[AoyW] Talking to the Web Server that Just Walked In
A peripatetic web server can't just tack up a sign on the nearest wall reading, "Hey, I'm the cool new site in this room! My IP of the moment is 192.168.0.101." So how do you talk to the web server running on your wi-fi handheld using a friend's laptop at the coffee shop? It's a case of "Don't call us, we'll call you—often".
A wandering web server has to sing "here-i-am" periodically on the local network. Potential clients have to listen for that tune, which will come across on an agreed port. However, contemporary browsers aren't prepared to listen for anything except responses to requests they've posted to known servers.
Fortunately, the solution is trivial. All we need is a faceless desktop app, with an icon by the taskbar clock, that tunes in that port, taking down the info for any web server that chants. When you want to talk to one of them, you click the icon to view the list of singing servers, and hit the one you aim to chat up. That starts a browser for the server in question.

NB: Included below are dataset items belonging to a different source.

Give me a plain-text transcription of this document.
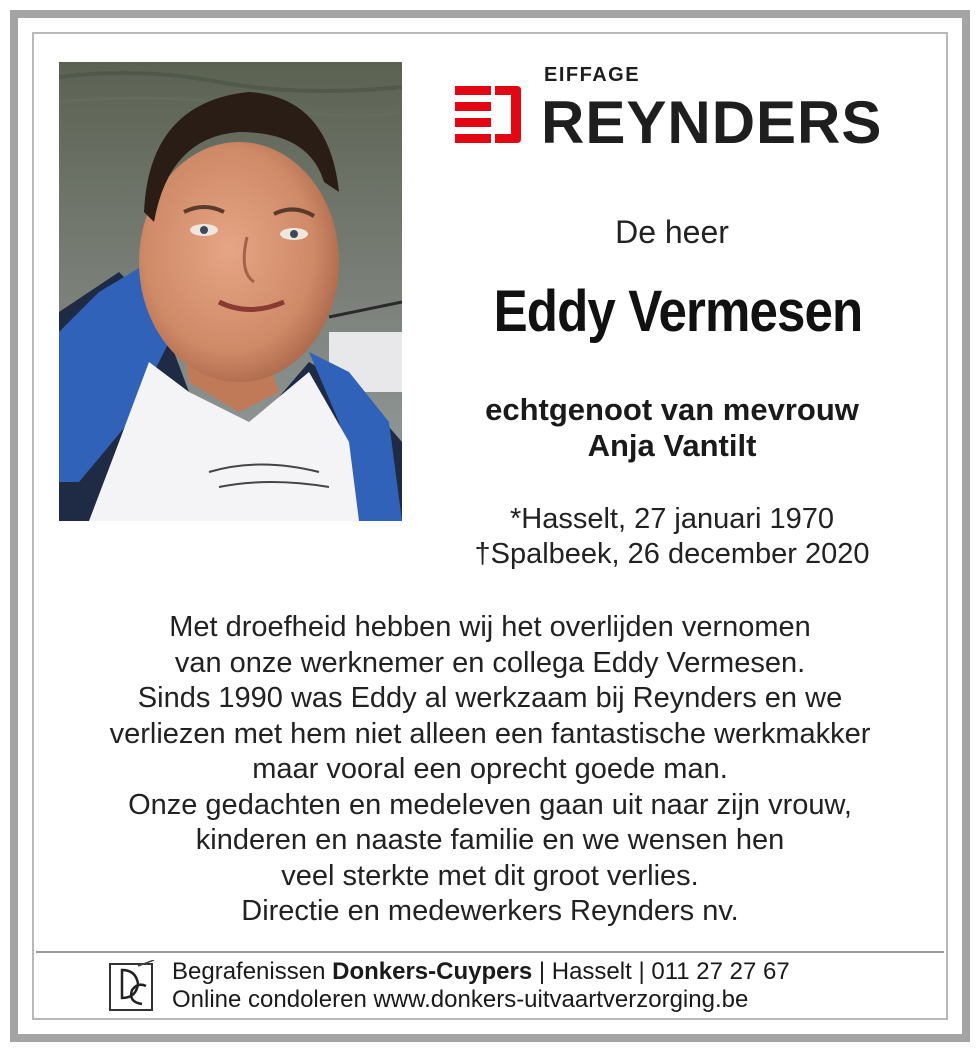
EIFFAGE
REYNDERS
De heer
Eddy Vermesen
echtgenoot van mevrouw
Anja Vantilt
*Hasselt, 27 januari 1970
†Spalbeek, 26 december 2020
Met droefheid hebben wij het overlijden vernomen
van onze werknemer en collega Eddy Vermesen.
Sinds 1990 was Eddy al werkzaam bij Reynders en we
verliezen met hem niet alleen een fantastische werkmakker
maar vooral een oprecht goede man.
Onze gedachten en medeleven gaan uit naar zijn vrouw,
kinderen en naaste familie en we wensen hen
veel sterkte met dit groot verlies.
Directie en medewerkers Reynders nv.
Begrafenissen Donkers-Cuypers | Hasselt | 011 27 27 67
Online condoleren www.donkers-uitvaartverzorging.be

Our current airWRX prototype uses this technique inside its client component, though now I wish we'd separated it out as described above, so anyone could grab and reuse it in their own projects. (That wouldn't be much work, so if interested, drop an email to airWRX->networkimprov+net.) The server singer can be implemented in a one-line pearl script, or a brief C program that runs from the command prompt or in its own thread in a larger app.

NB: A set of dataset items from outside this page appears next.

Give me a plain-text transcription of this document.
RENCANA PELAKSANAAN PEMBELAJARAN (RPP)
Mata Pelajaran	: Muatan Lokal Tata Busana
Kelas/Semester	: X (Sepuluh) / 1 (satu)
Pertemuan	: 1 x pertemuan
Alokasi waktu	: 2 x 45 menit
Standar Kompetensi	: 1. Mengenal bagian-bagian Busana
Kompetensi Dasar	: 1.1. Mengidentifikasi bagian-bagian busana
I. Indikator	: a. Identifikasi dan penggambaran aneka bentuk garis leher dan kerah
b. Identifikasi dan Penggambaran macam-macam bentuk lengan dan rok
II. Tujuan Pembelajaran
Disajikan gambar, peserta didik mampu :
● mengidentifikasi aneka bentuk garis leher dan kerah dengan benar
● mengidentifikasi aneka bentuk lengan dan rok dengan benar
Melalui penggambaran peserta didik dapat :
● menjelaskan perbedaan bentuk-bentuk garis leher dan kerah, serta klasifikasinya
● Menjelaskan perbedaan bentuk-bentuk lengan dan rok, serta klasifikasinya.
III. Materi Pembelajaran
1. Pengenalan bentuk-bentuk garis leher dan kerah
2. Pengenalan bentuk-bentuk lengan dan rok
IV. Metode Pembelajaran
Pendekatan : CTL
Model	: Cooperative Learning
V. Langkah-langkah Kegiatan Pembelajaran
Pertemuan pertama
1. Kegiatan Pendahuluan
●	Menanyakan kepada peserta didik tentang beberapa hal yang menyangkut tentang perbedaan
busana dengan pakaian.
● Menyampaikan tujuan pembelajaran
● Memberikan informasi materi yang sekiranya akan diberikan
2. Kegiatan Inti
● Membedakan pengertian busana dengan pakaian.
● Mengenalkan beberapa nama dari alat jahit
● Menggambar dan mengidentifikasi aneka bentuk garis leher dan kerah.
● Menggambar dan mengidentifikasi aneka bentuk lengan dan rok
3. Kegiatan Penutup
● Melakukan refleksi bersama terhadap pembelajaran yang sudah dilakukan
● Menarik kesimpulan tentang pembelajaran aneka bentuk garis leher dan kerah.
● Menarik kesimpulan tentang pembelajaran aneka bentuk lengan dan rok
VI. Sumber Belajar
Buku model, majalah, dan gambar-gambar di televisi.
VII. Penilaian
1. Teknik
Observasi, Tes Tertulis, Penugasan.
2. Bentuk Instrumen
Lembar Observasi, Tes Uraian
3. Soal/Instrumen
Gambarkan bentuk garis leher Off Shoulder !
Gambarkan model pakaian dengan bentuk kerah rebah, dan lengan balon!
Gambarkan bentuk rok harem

You'd think that this scheme would already be specified somewhere, for instance Apple's Bonjour protocols for ad hoc IP networking. But as far as I can tell, it assumes that services are lethargic beasts, whereas clients flit about; the fleas must seek the dogs. In the case of a web server running on your laptop or wi-fi handheld, it's the ephemeral animal. If clients constantly call "are-you-there" looking for newly arrived or departed servers, a room full of clients would waste a lot of the available bandwidth. It's more logical to have the servers do the talking.